Richard & Judy Review The Traitor Ava Glass

Richard & Judy Introduce The Traitor by Ava Glass

Brace yourselves: The Traitor has a pretty gruesome opening: a body is found in a padlocked suitcase. Not a pretty sight. Or smell. Investigator Emma Makepeace quickly realises that the dead man was almost certainly betrayed. His undercover work for the government, shadowing two weapons-dealing oligarchs, cost him his life. So who is the traitor? Emma finds herself going undercover on one of the oligarch’s superyachts to find out. And soon, her own life will hang in the balance. Terrific stuff from Ava Glass.

Richard's Review

Richard's Review:

Write about what you know, the expression goes. And The Traitor’s author, Ava Glass, certainly knows about the world of spying and murder: she’s an ex-crime reporter and civil servant. During her time working for the British government, Ava came into direct contact with espionage and the double lives that spies lead. She stored those experiences away and, years later, we have The Traitor – an authentic, genuinely thrilling piece of spy fiction.

Stomach-turning at times, too. The story opens in early-morning London and a gruesome find: the discovery of a body in a heavy, tightly padlocked suitcase. Investigator Emma Makepeace is called in and quickly confirms the obvious: a case of cold-blooded murder. She also establishes that this is no ‘domestic’ – the dead man had been deep undercover tracking two oligarchs enmeshed in the UK’s illegal arms trade. That must be the reason he was killed. But who blew his cover? That’s what she – and we – are going to find out.

Judy's Review:

I loved the character of Makepeace. She has a sharp brain and phenomenal courage. Emma quickly works out that the only way the murdered man could have been exposed to lethal ‘cancelling’ was if someone working deep within the British government betrayed him. Someone on the side of – and in the pay of – two ruthless oligarchs.
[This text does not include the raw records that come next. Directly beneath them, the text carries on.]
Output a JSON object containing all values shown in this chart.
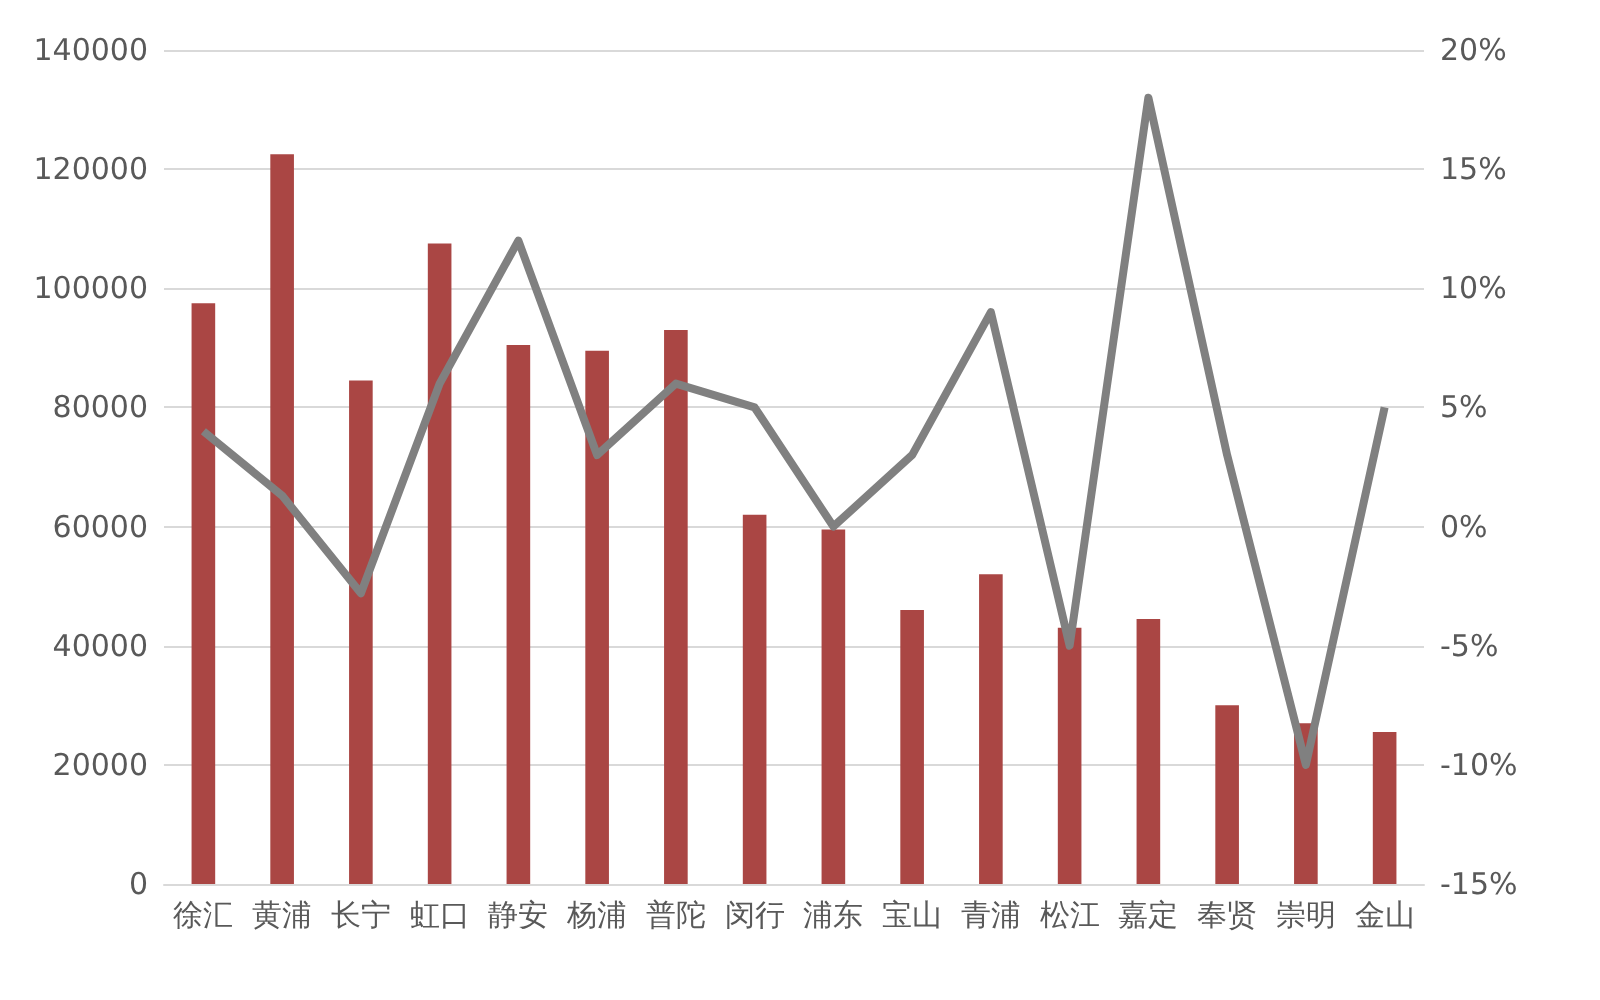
{
  "chart_data": {
    "type": "bar",
    "categories": [
      "徐汇",
      "黄浦",
      "长宁",
      "虹口",
      "静安",
      "杨浦",
      "普陀",
      "闵行",
      "浦东",
      "宝山",
      "青浦",
      "松江",
      "嘉定",
      "奉贤",
      "崇明",
      "金山"
    ],
    "series": [
      {
        "color": "#aa4644",
        "values": [
          97500,
          122500,
          84500,
          107500,
          90500,
          89500,
          93000,
          62000,
          59500,
          46000,
          52000,
          43000,
          44500,
          30000,
          27000,
          25500
        ]
      },
      {
        "type": "line",
        "axis": "y2",
        "color": "#808080",
        "marker": "none",
        "values": [
          4,
          1.3,
          -2.8,
          6,
          12,
          3,
          6,
          5,
          0,
          3,
          9,
          -5,
          18,
          3,
          -10,
          5
        ]
      }
    ],
    "ylim": [
      0,
      140000
    ],
    "yticks": [
      0,
      20000,
      40000,
      60000,
      80000,
      100000,
      120000,
      140000
    ],
    "y2lim": [
      -15,
      20
    ],
    "y2ticks": [
      {
        "value": -15,
        "label": "-15%"
      },
      {
        "value": -10,
        "label": "-10%"
      },
      {
        "value": -5,
        "label": "-5%"
      },
      {
        "value": 0,
        "label": "0%"
      },
      {
        "value": 5,
        "label": "5%"
      },
      {
        "value": 10,
        "label": "10%"
      },
      {
        "value": 15,
        "label": "15%"
      },
      {
        "value": 20,
        "label": "20%"
      }
    ],
    "grid": "y"
  }
}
In other words, a traitor.

Emma decides she has no choice to go undercover herself. She flies to Nice, and under the blue Riviera skies steps aboard a superyacht owned by one of the oligarchs. It’s the best way of getting close to the operation. But is she too close? What if her cover doesn’t hold? Once out to sea on the balmy Med, will the hunter become the hunted?

A darkly glamorous story. We loved it.